Hamish Barber | |
Birth Name: | James Hill Barber |
Birth Date: | 28 June 1933 |
Birth Place: | Dunfermline, Scotland |
Nationality: | Scottish |
Education: | University of Edinburgh |
Years Active: | 1957–1993 |
Known For: | first professor of General Practice at the University of Glasgow |
Profession: | doctor |
Field: | General Practitioner |
James Hill "Hamish" Barber (28 May 1933 – 26 August 2007) was a doctor and medical academic.
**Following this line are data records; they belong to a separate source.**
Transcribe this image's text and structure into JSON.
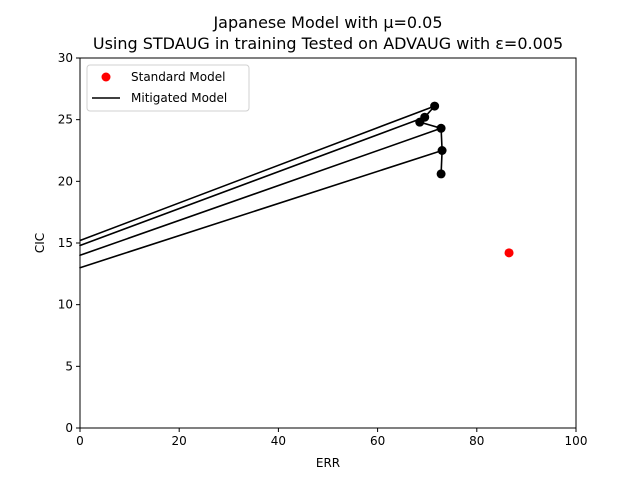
{
  "chart_data": {
    "type": "scatter",
    "title_lines": [
      "Japanese Model with μ=0.05",
      "Using STDAUG in training Tested on ADVAUG with ε=0.005"
    ],
    "xlabel": "ERR",
    "ylabel": "CIC",
    "xlim": [
      0,
      100
    ],
    "ylim": [
      0,
      30
    ],
    "xticks": [
      0,
      20,
      40,
      60,
      80,
      100
    ],
    "yticks": [
      0,
      5,
      10,
      15,
      20,
      25,
      30
    ],
    "grid": false,
    "legend": {
      "placement": "top-left",
      "entries": [
        {
          "label": "Standard Model",
          "marker": "dot",
          "color": "#ff0000"
        },
        {
          "label": "Mitigated Model",
          "marker": "line",
          "color": "#000000"
        }
      ]
    },
    "standard_model": {
      "x": 86.5,
      "y": 14.2,
      "color": "#ff0000"
    },
    "mitigated_model": {
      "color": "#000000",
      "path": [
        {
          "x": 0,
          "y": 15.2
        },
        {
          "x": 71.5,
          "y": 26.1
        },
        {
          "x": 69.5,
          "y": 25.2
        },
        {
          "x": 0,
          "y": 14.8
        },
        {
          "x": 69.5,
          "y": 25.2
        },
        {
          "x": 68.5,
          "y": 24.8
        },
        {
          "x": 72.8,
          "y": 24.3
        },
        {
          "x": 0,
          "y": 14.0
        },
        {
          "x": 72.8,
          "y": 24.3
        },
        {
          "x": 73.0,
          "y": 22.5
        },
        {
          "x": 0,
          "y": 13.0
        },
        {
          "x": 73.0,
          "y": 22.5
        },
        {
          "x": 72.8,
          "y": 20.6
        }
      ],
      "points": [
        {
          "x": 71.5,
          "y": 26.1
        },
        {
          "x": 69.5,
          "y": 25.2
        },
        {
          "x": 68.5,
          "y": 24.8
        },
        {
          "x": 72.8,
          "y": 24.3
        },
        {
          "x": 73.0,
          "y": 22.5
        },
        {
          "x": 72.8,
          "y": 20.6
        }
      ]
    }
  }
}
He was the first professor of general practice at the University of Glasgow and wrote the first comprehensive textbook in this field.
Barber was born on 28 May 1933 in Dunfermline, Scotland.[1]
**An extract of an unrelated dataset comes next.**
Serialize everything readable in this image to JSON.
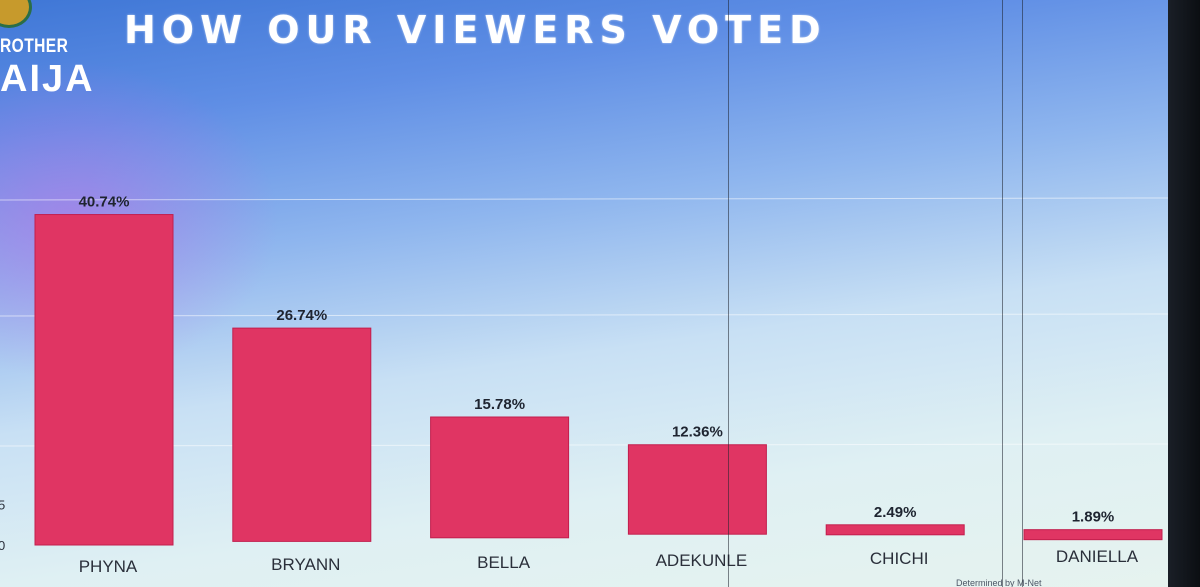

Barber qualified from the University of Edinburgh in 1957. He gained a MD in 1966 with a thesis entitled A Study of Asymptomatic Bacteriuria in General Practice.[2]
In 1972 he was appointed as senior lecturer in the organisation of medical care at the University of Glasgow.[3] In 1974 he became the first professor of General Practice at the University.[4] Computer-assisted learning was introduced during his tenure.[5]
Together with Andrew Boddy, he wrote The Textbook of General Practice Medicine which was published in 1975. At just over 350 pages it was the first comprehensive textbook of this specialty.[6]
He retired in 1993.
He made model boats and wrote a book on the topic that was published in 2005: Scottish fishing vessels of the nineteenth century, a guide to building scale model boats.[7]